I am not a newcomer to being consumed by my thinking. I spent five long years writing my book, one story at a time. Each event, each story would stay with me for days, weeks and months until I would finally get it down on paper.
My thoughts last night, this morning? I am wondering why (and this is a BIG THOUGHT) we do such a terrible job of taking care of our most vulnerable. To bring it closer to home – when Adam had his accident his life changed dramatically. Well, why was there not a reverberating impact experienced by all of those connected to him? For instance, Adam had many friends. Why did they (actually, they were young, but what about their parents?) not look at the situation and say, “I have a friend who suffered a severe brain injury. How must I look at my life and change it dramatically so that I can continue to be his friend.” Or, “ I have a grandson, a nephew, a cousin who had an accident. How must I change my life to include Adam? His life changed so those connected to him in any way should have felt the impact and opened their life for the necessary change, right?
No, instead, in our culture, we allow ourselves to deny, distance, judge, ignore, justify. You know those lines, “I have to get on with my life.”, “I can’t look at him. It’s too sad.” “There but for the grace of God go I” (hate that one), “If that happened to me or to my kid, I couldn’t handle it.” “I have enough going on in my own life.” “I don’t know what to say or do.” (so I do nothing. . . )
I watch how we are in the world. We rally for catastrophes – most recently, the horrific earthquake and tsunami in Japan. We rally in the moment and, as a member of the human race I am proud in those moments. We are one. We give away millions, we save animals, we march for Cancer, Heart disease, Aids. So what happens when the crisis, the need hits closer to home, like in our backyard? We don’t rally, we don’t march, we walk away. We can’t remedy the situation with a check, one visit, one song. We would need to make a lifetime commitment. And we don’t do it. . .
Getting back to the original thought – that reverberating impact. Can you imagine what it would be like if every person who experienced a long term injury or every child who was born with some kind of disability was surrounded by friends, family and community as a matter of course.
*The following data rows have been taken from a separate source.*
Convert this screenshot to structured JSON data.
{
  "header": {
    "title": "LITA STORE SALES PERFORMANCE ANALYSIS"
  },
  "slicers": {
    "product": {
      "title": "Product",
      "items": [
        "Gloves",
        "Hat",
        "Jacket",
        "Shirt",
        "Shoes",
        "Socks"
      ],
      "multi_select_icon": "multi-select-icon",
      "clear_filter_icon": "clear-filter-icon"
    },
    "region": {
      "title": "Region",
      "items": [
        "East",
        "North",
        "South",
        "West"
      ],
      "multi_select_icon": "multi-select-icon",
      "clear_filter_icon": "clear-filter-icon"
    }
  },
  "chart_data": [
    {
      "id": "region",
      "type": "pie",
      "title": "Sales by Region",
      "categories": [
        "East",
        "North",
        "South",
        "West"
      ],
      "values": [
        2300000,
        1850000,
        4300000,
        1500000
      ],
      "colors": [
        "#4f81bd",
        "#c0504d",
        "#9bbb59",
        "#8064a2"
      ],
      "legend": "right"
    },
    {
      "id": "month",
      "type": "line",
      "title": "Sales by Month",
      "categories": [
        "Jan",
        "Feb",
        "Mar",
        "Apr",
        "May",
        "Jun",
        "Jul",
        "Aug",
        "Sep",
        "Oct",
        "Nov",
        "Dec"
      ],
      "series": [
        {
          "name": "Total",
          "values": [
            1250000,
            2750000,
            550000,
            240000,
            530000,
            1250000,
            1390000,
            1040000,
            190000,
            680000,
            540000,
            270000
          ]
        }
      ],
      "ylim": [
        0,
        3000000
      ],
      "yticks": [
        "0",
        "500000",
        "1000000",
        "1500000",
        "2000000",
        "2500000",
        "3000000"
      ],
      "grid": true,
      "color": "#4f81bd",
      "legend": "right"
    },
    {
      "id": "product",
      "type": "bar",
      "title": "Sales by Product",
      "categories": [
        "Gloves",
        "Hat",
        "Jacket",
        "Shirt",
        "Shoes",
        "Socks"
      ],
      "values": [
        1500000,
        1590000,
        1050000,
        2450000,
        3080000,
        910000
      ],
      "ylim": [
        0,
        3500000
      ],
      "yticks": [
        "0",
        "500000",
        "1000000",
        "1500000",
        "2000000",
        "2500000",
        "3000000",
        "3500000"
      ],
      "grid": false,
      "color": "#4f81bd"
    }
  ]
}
It would be the expected behavior. These friends, family and community members would allow their life to be changed by the event, they would open their life to include these challenges? Remember this line, “it takes a community to raise a child”? Well, it takes a community to care for our disabled AND it’s a long term job. People could learn to give and to love with no strings attached. They would then receive the most precious love – uncensored, grateful and pure. They would know deep purpose and meaning in their life.
Why? Any thoughts?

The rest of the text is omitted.